Wednesday, September 26, 2012

What good for the goose is good for the gander, but not if you're a consumer!

If you've ever been to Las Vegas, you've probably seen the famous "Welcome" sign and the myriad of cathedral hotels that line Las Vegas Blvd. I had the opportunity to ride down Las Vegas Blvd as part of the Viva Bike Vegas Gran Fondo, and it was truly a sight to behold from the vantage point of bicycle at oh-dark-thirty in the morning.  The lights were fabulous and Las Vegas' finest were on hand to block traffic for the 3,000 plus riders cruising down the boulevard.  I was reminded of the monorail that serves to reduce traffic in the area when I read an article in the Review-Journal, the local paper here, this morning.

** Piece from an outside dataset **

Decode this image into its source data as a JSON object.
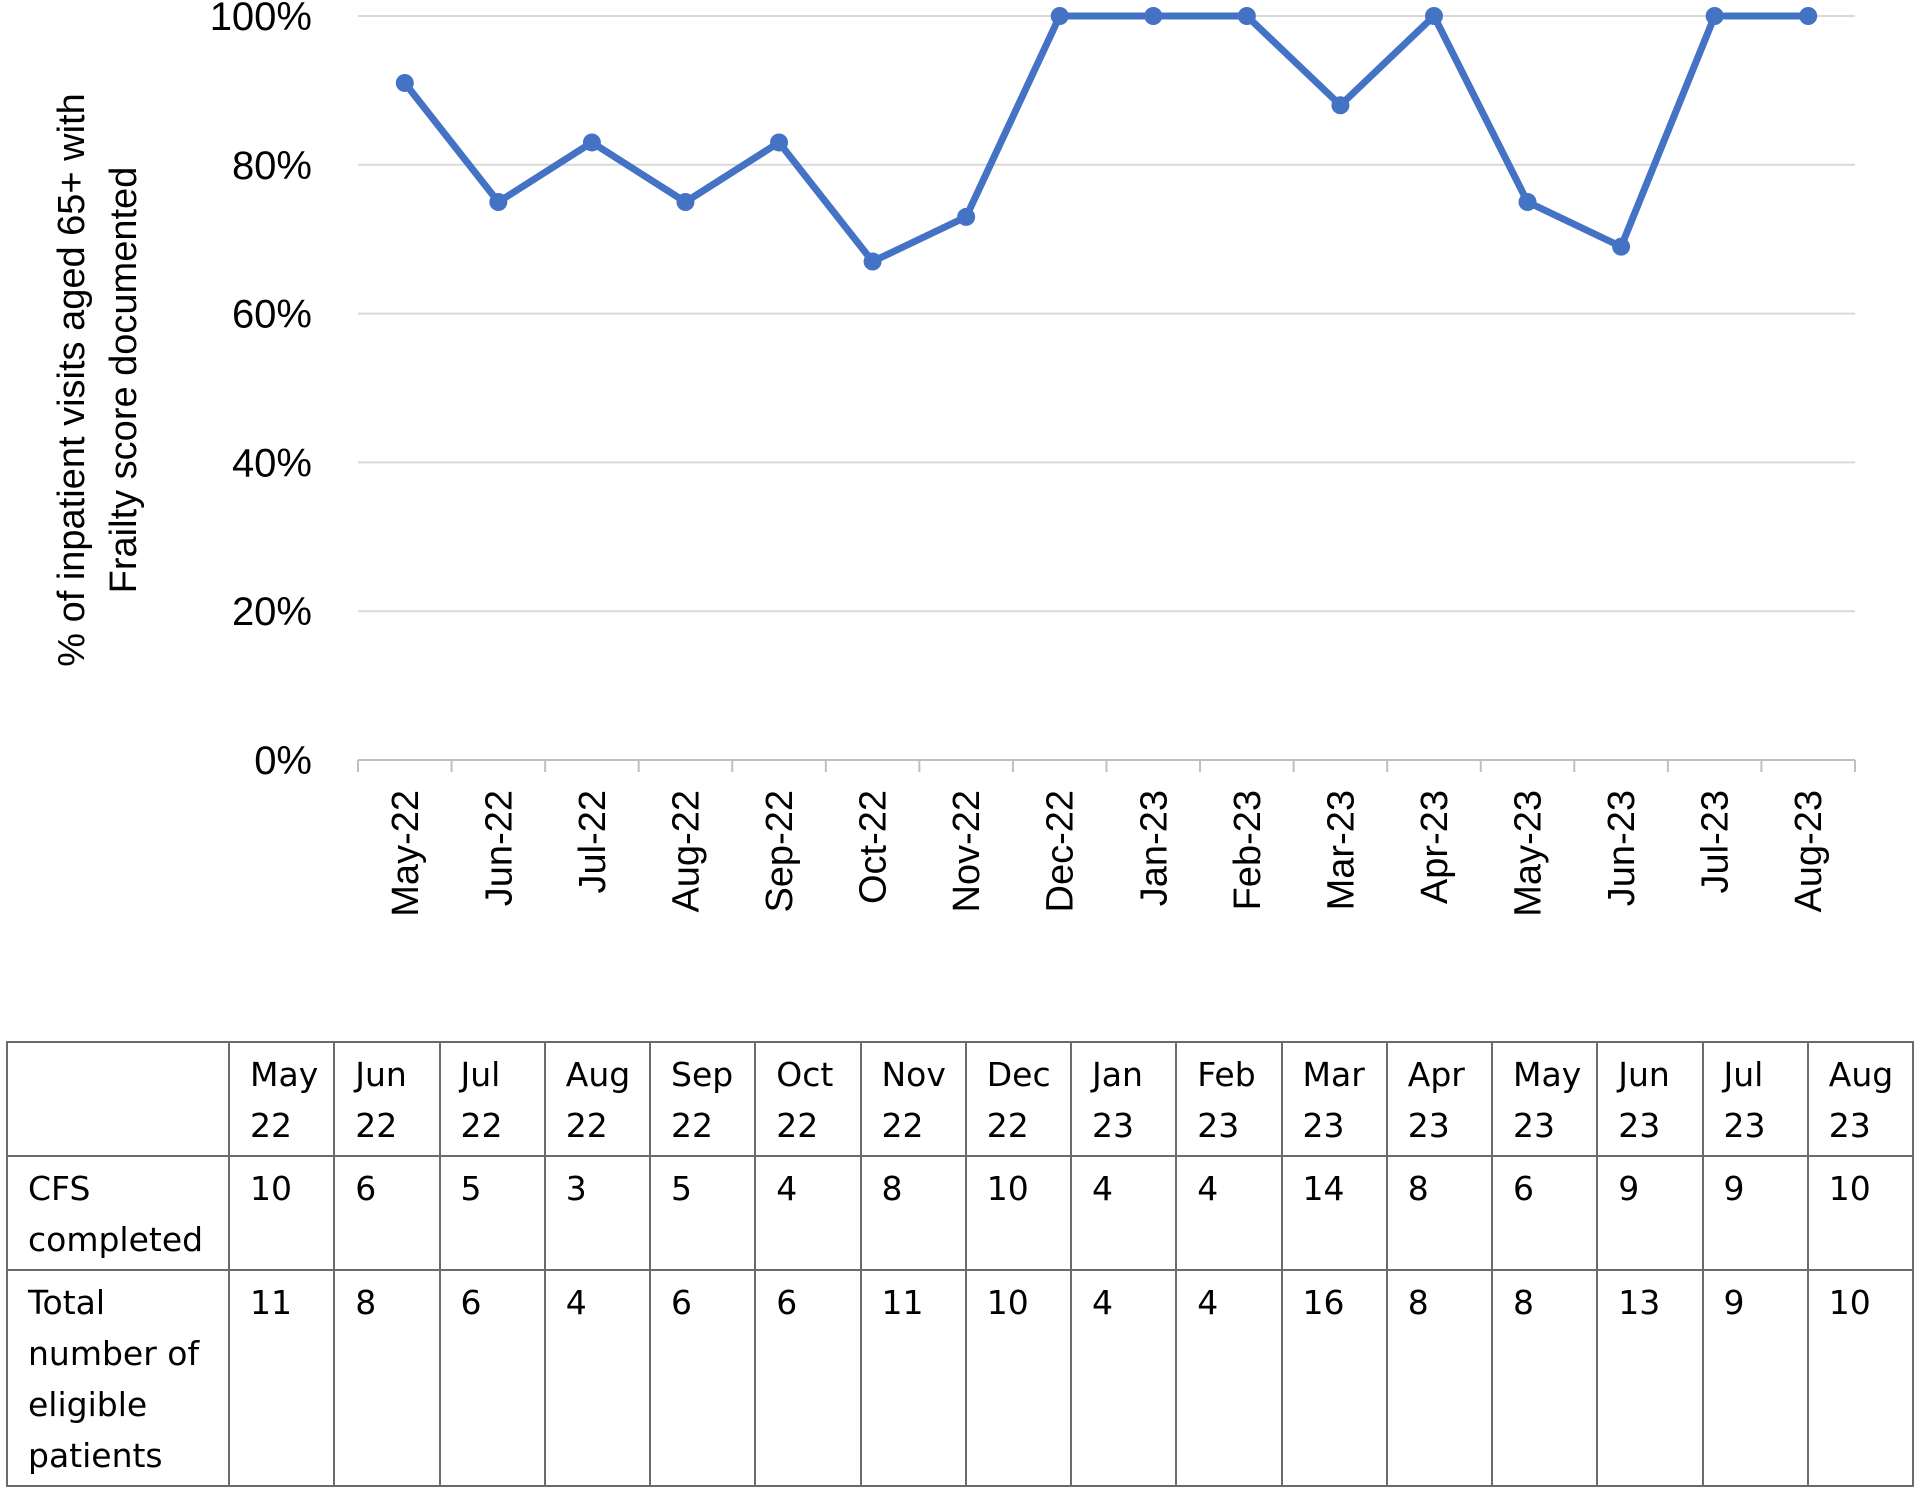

According to the paper, the non-profit that runs the monorail had 757 million dollars in debt reduced to 13 million!  Poof! $744M gone into the desert air!  Oh, and by the way, now that the debt is more "manageable," they want to expand???  Really???   It got me to thinking: Why is it when a business--non-profit or otherwise--is in substantial debt, that debt normally can be forgiven without much fanfare, but when consumers face similar issues (albeit, at substantially lower amounts) we hear of arguments of personal responsibility followed (in some cases) by unreasonable foreclosure proceedings? 

Now I'm not suggesting that people ought not be responsible for the debts they accumulate.  Quite the contrary.  What I am suggesting is that if personal, fiscal responsibility is the expectation for consumers (and it should be), then it damn well ought to be the modus operandi for businesses as well.  The reality is that the money does NOT just disappear.  Sure, it gets "written off" the books in accounting doublespeak, but that money is recouped in creative ways that typically sock it to the consumer.  Case in point, it's not just by chance that bank fees are rising by as much as 25%.  According to a Forbes report, "Only 45% of banks offer free checking in Bankrate’s 2011 Checking Account Survey, and that number is likely to drop. At credit unions, the number is higher with 72% offering free checking but that’s down 4% from from last year’s study."

The basic tenet of "Make more" or "Spend Less" still applies--and businesses have no issue pushing the envelope on the former.  To be clear, I'm not anti-business--that would be silly on any number of levels--but there's something that needs to be said when there is clear gouging due to lack of competition (at best) or collusion (at worst).  And while I consider myself fiscally conservative, there is need--in my humble opinion--for regulation to reduce how easily corporate debt can be "forgiven."  Everyone wants the spoils when calculated risks are taken and work out wonderfully, but no one wants to pay the piper when the risks fall through. Responsibility is (and should be) for everyone, and not for the privileged few.